A review from Children's Literature also commented on themes such as "youth versus age, new versus tradition and the discovery that foreign others are often not very different from oneself." Some reviewers have also noted that references to racism and discrimination can be gleaned from the text. A Kidreads reviewer notes that "[Hunter] also cleverly deals with the theme of racism through a unique and honest approach—three bears of different color, different backgrounds and different beliefs turn to each other for survival and friendship."

==Publication history==
The first series contains a total of six books. Seekers was originally going to be named "The Clawed Path," as the journey the four bears make through the first series is referred to as "the clawed path." At the last minute, the title was changed so that it would seem similar to the Warriors series. Holmes was initially unhappy with the change, but has since said that she has come to like it and the way it looks on the covers of the books.

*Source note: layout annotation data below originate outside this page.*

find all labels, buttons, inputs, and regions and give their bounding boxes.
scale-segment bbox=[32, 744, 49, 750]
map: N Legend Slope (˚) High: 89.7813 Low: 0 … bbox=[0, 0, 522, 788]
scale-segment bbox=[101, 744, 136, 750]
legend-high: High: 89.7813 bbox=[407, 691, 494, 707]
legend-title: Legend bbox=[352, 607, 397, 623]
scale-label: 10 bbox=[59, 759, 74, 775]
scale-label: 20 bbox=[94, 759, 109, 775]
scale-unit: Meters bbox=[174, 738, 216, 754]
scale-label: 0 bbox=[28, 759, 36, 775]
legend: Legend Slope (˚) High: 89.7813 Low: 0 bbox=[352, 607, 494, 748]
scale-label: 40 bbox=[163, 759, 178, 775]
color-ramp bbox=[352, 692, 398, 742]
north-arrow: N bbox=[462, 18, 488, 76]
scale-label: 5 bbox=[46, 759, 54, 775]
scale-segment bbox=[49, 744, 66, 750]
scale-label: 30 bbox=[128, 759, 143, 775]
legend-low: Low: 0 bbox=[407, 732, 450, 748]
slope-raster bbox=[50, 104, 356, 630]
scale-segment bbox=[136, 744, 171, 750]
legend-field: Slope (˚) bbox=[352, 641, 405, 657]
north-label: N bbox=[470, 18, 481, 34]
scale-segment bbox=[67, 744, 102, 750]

The first novel of the series, The Quest Begins, was first featured on the HarperCollin's FirstLook Program in November 2007. Readers who signed up for the program had a chance to read an early edition of the book, an Advanced Reader's Copy, before it was published and released in stores. The Quest Begins was released in the United States on 27 May 2008. The book was also released as a paperback on 10 February 2009 and late as an e-book on 6 October 2009.

The books have also been released in the UK and Canada. Canada received the first book on 25 May 2008. The UK releases have different covers than the Canadian and US covers. In the UK, only the first, second, third and fourth books were released. The first three books have also been translated into Russian.

==Critical reception==
Seekers has received generally positive reviews. Publishers Weekly praised the suspenseful ending of the first book and thought readers would find great interest in the bears' struggle to survive. Booklist found the plot of the first book to have an "interesting balance of cute anthropomorphic characterization and realistic attention to bear behaviors." School Library Journal wrote "from the first page, this story is exciting and refreshing" and "[t]he plot is fast paced, and the author is apt at creating and sustaining the adrenaline-charged mood of these youngsters on their own." Kirkus Reviews commented that "Hunter creates a richly sensuous world filled with cruelty, beauty, tenderness, savagery and just enough underlying legendary background to add mystery." However, the reviewer also felt that too much detail went into developing the characters and setting, and that little focus was given to the book's plot.